An annuity is a contract in which an insurance company makes a series of income payments at regular intervals in return for a premium or premiums you have paid. Annuities are most often bought for future retirement income, and can pay an income that can be guaranteed to last as long as you live.
Types of annuities:
- Single Premium Annuity: You pay the insurance company only one premium payment.
- Multiple Premium Annuity: You pay the insurance company multiple premium payments.
- Immediate Annuity: You begin to receive income payments no later than one year after you pay the premium.
- Deferred Annuity: You begin to receive income payments many years later.
- Fixed Annuity: Your money, less any applicable charges, earns interest at rates set by the insurance company or in a way specified in the annuity contract.

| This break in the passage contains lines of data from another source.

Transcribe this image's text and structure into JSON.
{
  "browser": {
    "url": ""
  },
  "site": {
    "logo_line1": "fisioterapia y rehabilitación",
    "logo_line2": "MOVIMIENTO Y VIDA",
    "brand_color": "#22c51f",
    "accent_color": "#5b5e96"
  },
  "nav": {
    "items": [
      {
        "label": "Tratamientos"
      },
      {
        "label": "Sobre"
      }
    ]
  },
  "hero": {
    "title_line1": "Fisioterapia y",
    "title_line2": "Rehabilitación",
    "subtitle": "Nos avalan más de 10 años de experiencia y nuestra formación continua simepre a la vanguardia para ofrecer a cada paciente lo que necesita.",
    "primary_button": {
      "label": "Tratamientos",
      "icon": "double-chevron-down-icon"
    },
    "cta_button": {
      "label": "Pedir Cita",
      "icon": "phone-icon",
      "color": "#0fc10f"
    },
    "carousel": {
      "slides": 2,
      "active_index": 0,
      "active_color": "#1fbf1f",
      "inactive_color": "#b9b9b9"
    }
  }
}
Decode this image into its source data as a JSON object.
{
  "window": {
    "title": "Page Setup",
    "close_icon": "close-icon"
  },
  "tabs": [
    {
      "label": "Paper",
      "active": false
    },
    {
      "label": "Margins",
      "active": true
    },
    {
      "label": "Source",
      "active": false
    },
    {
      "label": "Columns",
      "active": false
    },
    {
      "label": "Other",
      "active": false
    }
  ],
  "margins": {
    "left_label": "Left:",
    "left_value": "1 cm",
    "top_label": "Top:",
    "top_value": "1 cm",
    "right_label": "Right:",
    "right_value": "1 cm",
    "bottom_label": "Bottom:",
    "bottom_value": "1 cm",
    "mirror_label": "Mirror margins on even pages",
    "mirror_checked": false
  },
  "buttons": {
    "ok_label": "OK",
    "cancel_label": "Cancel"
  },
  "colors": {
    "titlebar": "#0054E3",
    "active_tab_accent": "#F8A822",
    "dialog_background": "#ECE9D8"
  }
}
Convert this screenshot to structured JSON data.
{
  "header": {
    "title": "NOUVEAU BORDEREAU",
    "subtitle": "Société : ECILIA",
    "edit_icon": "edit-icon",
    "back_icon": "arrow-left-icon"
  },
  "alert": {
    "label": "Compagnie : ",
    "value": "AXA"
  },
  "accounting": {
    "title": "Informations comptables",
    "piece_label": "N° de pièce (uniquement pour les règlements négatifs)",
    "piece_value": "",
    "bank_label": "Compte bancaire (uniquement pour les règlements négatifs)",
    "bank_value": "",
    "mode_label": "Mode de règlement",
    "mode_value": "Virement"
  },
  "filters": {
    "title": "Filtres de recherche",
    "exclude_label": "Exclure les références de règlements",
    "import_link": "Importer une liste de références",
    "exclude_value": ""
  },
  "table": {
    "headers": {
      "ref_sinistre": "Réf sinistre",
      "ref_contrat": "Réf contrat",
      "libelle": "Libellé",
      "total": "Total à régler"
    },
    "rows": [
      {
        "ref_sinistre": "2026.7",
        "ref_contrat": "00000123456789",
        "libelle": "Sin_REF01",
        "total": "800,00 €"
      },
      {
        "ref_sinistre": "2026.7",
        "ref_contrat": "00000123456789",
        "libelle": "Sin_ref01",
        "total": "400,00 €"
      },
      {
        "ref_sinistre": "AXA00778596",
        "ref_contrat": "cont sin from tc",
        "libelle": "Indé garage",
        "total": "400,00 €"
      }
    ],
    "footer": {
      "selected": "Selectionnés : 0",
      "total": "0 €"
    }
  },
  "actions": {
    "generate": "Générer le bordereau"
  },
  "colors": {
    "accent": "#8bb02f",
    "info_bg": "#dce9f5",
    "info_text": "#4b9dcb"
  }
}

- Variable Annuity: The insurance company invests your money into a separate account which can be invested in stocks, bonds or other investments.
- Equity-Indexed Annuity: A variation of a fixed annuity in which the interest rate is based on an outside index, such as a stock market index. The annuity pays a base return, but it may be higher if the index increases.
Is an Annuity Right for You?
First, determine your financial goals – annuities are not ideal for short-term goals. Analyze the amount of money you are willing to invest and the monetary risk you are willing to take.
- How much retirement income will I need?
- Will I need supplementary income for others?
- How long do I plan on leaving money in the annuity?
- When do I plan on needing income payments?
- Will the money be easily accessible?
- Always review the contract before you buy.
- Understand the long-term nature of your purchase.
- Compare information for similar contracts from several companies.
- Verify that the company and agent are licensed.
- Check the company’s credit rating.
- Keep detailed records. Get all rate quotes and key information in writing.
Watch for Warning Signs:
- High-pressure sales pitch.
- Quick-change tactics to pressure you into a decision.
- Agent is unwilling or unable to prove credibility.
- If it seems too good to be true, it probably is!
If you suspect you’ve been a victim of deceptive sales practices, you can request assistance by visiting the National Association of Insurance Commissioners (NAIC).